Georgia Libertarian Party Asks to Amend Complaint in Georgia Ballot Access Case

On May 21, the Georgia Libertarian Party asked a U.S. District Court to amend its Complaint in Cowen v Raffensperger, n.d., 1:17cv-4660.  This is the case filed to overturn the Georgia law on how a candidate can get on the November ballot for U.S. House if the candidate is not the nominee of a party that polled 20% of the vote in the last election.  The law is so severe that even though it is 81 years old, no minor party candidate for U.S. House has ever been able to comply with it.

The Libertarian Party request to amend the Complaint notes that the Georgia law was recently changed to allow any minor party to be on for president if it is already on for president in 20 other states or territories.  This opens up the state for the Libertarian Party to argue that the entire Georgia ballot access scheme involving minor parties violates Equal Protection.  Minor party presidential candidates can be on in Georgia even if they have no support whatsoever inside Georgia.  By contrast, minor party nominees for all other partisan office are kept off the ballot with prohibitive petition requirements.  Even the statewide petition is so strict that no minor party has completed the statewide petition since 1996, when the Reform Party did it.  Although Pat Buchanan petitioned in 2000, he did so as an independent candidate, not as the Reform Party nominee.

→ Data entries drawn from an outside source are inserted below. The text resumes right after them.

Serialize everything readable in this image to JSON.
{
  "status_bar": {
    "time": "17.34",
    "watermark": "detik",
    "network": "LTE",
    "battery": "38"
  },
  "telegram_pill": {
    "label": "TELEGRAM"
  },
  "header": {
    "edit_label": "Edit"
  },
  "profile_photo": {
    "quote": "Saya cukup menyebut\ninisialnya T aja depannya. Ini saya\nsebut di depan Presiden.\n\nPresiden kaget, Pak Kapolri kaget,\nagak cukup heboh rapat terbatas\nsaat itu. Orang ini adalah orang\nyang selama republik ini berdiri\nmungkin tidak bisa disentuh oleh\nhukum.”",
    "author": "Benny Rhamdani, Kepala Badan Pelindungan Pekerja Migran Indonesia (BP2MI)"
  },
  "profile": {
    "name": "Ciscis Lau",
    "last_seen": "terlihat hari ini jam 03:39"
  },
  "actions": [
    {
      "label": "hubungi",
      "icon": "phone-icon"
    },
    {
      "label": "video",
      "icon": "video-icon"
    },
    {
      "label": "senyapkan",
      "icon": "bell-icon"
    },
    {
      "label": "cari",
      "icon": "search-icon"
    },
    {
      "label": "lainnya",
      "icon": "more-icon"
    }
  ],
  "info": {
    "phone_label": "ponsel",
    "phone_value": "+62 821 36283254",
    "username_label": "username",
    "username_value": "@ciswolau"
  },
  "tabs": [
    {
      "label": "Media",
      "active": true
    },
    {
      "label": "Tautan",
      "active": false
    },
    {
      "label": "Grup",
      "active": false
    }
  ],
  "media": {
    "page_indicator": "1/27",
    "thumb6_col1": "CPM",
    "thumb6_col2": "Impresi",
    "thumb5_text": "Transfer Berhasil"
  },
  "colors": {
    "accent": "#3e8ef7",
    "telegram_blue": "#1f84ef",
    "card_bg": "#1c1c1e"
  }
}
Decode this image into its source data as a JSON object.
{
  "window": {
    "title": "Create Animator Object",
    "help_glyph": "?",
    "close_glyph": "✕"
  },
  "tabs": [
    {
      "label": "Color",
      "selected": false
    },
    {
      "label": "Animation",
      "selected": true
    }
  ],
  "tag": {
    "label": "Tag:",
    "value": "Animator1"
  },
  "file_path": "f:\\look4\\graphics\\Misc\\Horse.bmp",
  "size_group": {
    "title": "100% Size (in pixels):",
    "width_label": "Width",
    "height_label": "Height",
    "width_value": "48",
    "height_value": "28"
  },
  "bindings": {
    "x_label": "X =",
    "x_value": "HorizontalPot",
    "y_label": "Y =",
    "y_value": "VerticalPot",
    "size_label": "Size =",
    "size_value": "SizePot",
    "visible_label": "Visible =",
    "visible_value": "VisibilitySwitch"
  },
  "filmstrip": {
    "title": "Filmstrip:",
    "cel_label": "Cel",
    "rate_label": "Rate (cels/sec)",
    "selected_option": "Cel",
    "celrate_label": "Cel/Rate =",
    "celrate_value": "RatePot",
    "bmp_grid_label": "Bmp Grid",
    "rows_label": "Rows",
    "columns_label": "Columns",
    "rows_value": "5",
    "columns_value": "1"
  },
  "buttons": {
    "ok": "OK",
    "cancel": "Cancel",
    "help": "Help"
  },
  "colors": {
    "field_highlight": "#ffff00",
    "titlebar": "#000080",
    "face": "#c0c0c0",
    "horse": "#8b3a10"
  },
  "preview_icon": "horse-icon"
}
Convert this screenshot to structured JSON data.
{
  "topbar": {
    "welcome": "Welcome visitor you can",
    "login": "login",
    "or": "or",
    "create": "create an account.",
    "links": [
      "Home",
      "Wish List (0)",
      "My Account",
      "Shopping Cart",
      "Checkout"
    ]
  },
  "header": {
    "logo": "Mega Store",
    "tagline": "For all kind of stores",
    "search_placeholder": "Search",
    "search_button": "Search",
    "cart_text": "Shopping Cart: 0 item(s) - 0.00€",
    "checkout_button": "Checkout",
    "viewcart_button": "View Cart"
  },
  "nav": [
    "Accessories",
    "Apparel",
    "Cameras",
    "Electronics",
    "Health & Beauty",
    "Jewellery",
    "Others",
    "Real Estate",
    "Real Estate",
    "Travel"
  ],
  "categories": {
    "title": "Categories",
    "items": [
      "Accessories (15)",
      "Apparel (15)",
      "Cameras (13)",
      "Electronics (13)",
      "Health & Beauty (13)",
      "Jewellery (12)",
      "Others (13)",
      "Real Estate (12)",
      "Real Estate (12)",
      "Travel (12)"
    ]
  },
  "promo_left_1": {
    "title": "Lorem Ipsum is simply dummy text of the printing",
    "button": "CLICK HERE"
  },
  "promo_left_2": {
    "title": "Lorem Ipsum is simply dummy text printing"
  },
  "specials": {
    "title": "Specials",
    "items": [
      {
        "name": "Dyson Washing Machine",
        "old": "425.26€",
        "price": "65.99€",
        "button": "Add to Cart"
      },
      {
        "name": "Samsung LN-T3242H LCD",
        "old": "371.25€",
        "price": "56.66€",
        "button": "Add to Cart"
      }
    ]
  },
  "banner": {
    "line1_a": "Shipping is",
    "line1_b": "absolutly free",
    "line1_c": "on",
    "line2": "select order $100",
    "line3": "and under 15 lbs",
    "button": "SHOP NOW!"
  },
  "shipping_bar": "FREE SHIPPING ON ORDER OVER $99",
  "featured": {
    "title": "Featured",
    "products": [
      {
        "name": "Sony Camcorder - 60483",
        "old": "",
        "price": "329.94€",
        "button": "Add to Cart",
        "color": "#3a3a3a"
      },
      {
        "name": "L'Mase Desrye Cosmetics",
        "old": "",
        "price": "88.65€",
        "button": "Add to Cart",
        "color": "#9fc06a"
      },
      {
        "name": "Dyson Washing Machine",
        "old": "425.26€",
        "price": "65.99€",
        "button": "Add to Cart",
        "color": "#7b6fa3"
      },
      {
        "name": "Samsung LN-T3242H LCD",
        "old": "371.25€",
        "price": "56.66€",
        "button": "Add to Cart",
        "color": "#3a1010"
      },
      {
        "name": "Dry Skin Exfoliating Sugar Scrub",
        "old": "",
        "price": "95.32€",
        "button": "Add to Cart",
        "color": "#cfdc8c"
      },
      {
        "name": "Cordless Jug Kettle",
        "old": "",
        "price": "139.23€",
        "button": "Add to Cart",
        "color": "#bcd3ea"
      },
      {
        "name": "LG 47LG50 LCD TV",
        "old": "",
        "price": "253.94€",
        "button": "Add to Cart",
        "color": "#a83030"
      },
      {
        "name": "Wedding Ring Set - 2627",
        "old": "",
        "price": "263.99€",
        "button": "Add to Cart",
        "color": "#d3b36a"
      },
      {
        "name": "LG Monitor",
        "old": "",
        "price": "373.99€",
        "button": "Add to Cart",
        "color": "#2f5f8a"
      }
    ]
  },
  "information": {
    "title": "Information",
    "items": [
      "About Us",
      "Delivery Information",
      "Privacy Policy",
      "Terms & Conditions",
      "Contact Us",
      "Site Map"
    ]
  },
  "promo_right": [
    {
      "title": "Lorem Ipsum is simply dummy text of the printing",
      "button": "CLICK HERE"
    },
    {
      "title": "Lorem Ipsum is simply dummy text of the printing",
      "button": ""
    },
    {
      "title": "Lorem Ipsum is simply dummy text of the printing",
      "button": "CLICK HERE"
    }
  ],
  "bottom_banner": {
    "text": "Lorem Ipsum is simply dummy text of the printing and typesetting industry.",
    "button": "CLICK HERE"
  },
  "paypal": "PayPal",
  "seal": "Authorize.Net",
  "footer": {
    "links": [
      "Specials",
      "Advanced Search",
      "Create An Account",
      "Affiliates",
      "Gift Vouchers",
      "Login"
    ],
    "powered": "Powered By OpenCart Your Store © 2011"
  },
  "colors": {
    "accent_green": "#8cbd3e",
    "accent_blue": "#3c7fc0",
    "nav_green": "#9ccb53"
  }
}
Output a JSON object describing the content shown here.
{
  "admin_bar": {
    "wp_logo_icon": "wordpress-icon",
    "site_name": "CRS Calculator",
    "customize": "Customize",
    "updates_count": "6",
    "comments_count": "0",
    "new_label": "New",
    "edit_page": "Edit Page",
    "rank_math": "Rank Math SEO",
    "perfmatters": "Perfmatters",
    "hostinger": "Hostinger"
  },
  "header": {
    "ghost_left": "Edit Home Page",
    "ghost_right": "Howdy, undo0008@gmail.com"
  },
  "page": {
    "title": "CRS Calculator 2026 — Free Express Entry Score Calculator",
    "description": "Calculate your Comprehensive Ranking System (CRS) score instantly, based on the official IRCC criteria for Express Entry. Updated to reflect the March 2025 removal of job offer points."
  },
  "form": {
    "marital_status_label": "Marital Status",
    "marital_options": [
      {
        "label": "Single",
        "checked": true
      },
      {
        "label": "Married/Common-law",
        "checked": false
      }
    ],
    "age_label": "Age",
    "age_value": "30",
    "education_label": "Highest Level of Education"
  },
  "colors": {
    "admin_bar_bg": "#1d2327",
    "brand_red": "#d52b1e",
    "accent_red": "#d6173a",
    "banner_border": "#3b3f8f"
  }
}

Top-Two Initiative Qualifies for South Dakota Ballot

On May 21, the South Dakota Secretary of State determined that the initiative to establish a top-two system in South Dakota has enough valid signatures.  Proponents of the initiative call it an “open primary” proposal.  But past U.S. Supreme Court decisions, and all political science textbooks that talk about political parties, define “open primary” as a system in which each party its own primary ballot and its own nominees, but on primary day any voter can choose any party’s primary ballot.  Proponents of top-two systems believe that “open primary” is an appealing label, so they have bent it to their own purposes.

In top-two systems, there are no party nominees nor party primary ballots.  Instead every candidate runs in June and then only the two who get the most votes may run in November.  South Dakota is already one of five states that bans all write-in votes.

No top-two ballot measure has passed since 2010, when the California measure passed with 53.7% of the vote.  Since then the idea has been defeated by the voters in Oregon twice, Arizona, South Dakota, and Florida.  Proponents of top-two vastly outspent opponents in all those instances.